Extract table data from PDF

Rajneesh picture Rajneesh · May 6, 2014 · Viewed 12k times · Source

Is there any consistent way to extract tables from PDF files? Any tools?

What I have done so far:

  • I have tried out pdftotext tool. It has an option to convert to HTML layout.

What is the problem with this:

  • The table information is not preserved in HTML output
  • I expected <table> tags, but everything was under <p> tags.

Will there be any markers in a PDF document to indicate table structures? Like <table>, <tr> and <td> in HTML?

If "yes", any pointers to this would be helpful. If "no", a definite info about this fact is also helpful.

Answer

user281681 picture user281681 · Jun 9, 2014

What you could do however, is use the pdftotext -layout input.pdf output.txt. It prints the pdf in a text file and contains the original layout. There are no tags, but with a bit of nifty scripting (perl / php / whatever), you can recover the data from the tables.

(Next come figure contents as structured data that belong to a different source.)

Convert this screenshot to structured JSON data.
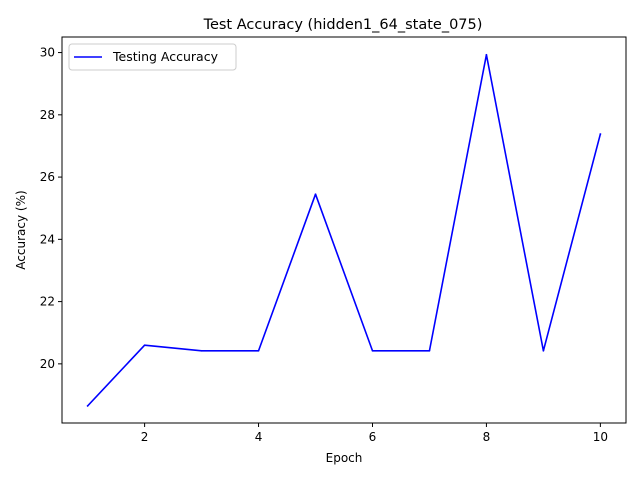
{
  "chart_data": {
    "type": "line",
    "title": "Test Accuracy (hidden1_64_state_075)",
    "xlabel": "Epoch",
    "ylabel": "Accuracy (%)",
    "x": [
      1,
      2,
      3,
      4,
      5,
      6,
      7,
      8,
      9,
      10
    ],
    "series": [
      {
        "name": "Testing Accuracy",
        "color": "#0000ff",
        "values": [
          18.65,
          20.6,
          20.42,
          20.42,
          25.45,
          20.42,
          20.42,
          29.93,
          20.42,
          27.38
        ]
      }
    ],
    "xlim": [
      0.55,
      10.45
    ],
    "ylim": [
      18.1,
      30.5
    ],
    "xticks": [
      2,
      4,
      6,
      8,
      10
    ],
    "yticks": [
      20,
      22,
      24,
      26,
      28,
      30
    ],
    "grid": false,
    "legend_position": "upper left"
  }
}
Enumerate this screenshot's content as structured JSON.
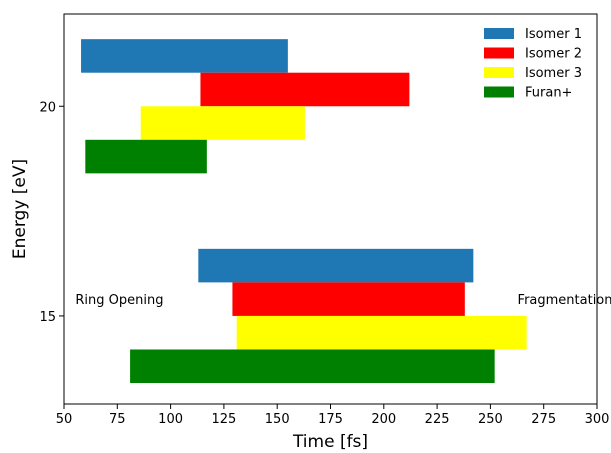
{
  "chart_data": {
    "type": "bar",
    "orientation": "horizontal-floating",
    "xlabel": "Time [fs]",
    "ylabel": "Energy [eV]",
    "xlim": [
      50,
      300
    ],
    "ylim": [
      12.9,
      22.2
    ],
    "xticks": [
      "50",
      "75",
      "100",
      "125",
      "150",
      "175",
      "200",
      "225",
      "250",
      "275",
      "300"
    ],
    "yticks": [
      "15",
      "20"
    ],
    "grid": false,
    "legend_position": "top-right",
    "series": [
      {
        "name": "Isomer 1",
        "color": "#1f77b4",
        "bars": [
          {
            "energy": 21.2,
            "start": 58,
            "end": 155
          },
          {
            "energy": 16.2,
            "start": 113,
            "end": 242
          }
        ]
      },
      {
        "name": "Isomer 2",
        "color": "#ff0000",
        "bars": [
          {
            "energy": 20.4,
            "start": 114,
            "end": 212
          },
          {
            "energy": 15.4,
            "start": 129,
            "end": 238
          }
        ]
      },
      {
        "name": "Isomer 3",
        "color": "#ffff00",
        "bars": [
          {
            "energy": 19.6,
            "start": 86,
            "end": 163
          },
          {
            "energy": 14.6,
            "start": 131,
            "end": 267
          }
        ]
      },
      {
        "name": "Furan+",
        "color": "#008000",
        "bars": [
          {
            "energy": 18.8,
            "start": 60,
            "end": 117
          },
          {
            "energy": 13.8,
            "start": 81,
            "end": 252
          }
        ]
      }
    ],
    "bar_height": 0.8,
    "annotations": [
      {
        "text": "Ring Opening",
        "x": 76,
        "y": 15.4
      },
      {
        "text": "Fragmentation",
        "x": 285,
        "y": 15.4
      }
    ]
  }
}
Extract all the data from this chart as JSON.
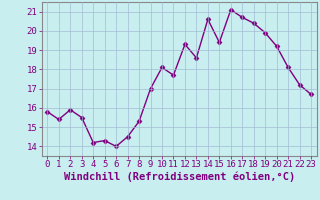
{
  "x": [
    0,
    1,
    2,
    3,
    4,
    5,
    6,
    7,
    8,
    9,
    10,
    11,
    12,
    13,
    14,
    15,
    16,
    17,
    18,
    19,
    20,
    21,
    22,
    23
  ],
  "y": [
    15.8,
    15.4,
    15.9,
    15.5,
    14.2,
    14.3,
    14.0,
    14.5,
    15.3,
    17.0,
    18.1,
    17.7,
    19.3,
    18.6,
    20.6,
    19.4,
    21.1,
    20.7,
    20.4,
    19.9,
    19.2,
    18.1,
    17.2,
    16.7
  ],
  "line_color": "#800080",
  "marker": "D",
  "marker_size": 2.5,
  "bg_color": "#c8eef0",
  "grid_color": "#a0b8d0",
  "xlabel": "Windchill (Refroidissement éolien,°C)",
  "xlabel_color": "#800080",
  "tick_color": "#800080",
  "axis_color": "#888888",
  "ylim": [
    13.5,
    21.5
  ],
  "xlim": [
    -0.5,
    23.5
  ],
  "yticks": [
    14,
    15,
    16,
    17,
    18,
    19,
    20,
    21
  ],
  "xticks": [
    0,
    1,
    2,
    3,
    4,
    5,
    6,
    7,
    8,
    9,
    10,
    11,
    12,
    13,
    14,
    15,
    16,
    17,
    18,
    19,
    20,
    21,
    22,
    23
  ],
  "tick_fontsize": 6.5,
  "xlabel_fontsize": 7.5,
  "linewidth": 1.0
}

If you're working on a single page, you're probably better off doing it manually, but if you (like me) have to work on 100's or 1000's of pages, it's about the best you can get. I've been looking around for a long time and can't find any better pdf-2-text tool than pdftotext.

There is a bit of inconsistency in the output, not all similar pdf tables produce a similar looking txt output, but that makes your scripting a little more interesting.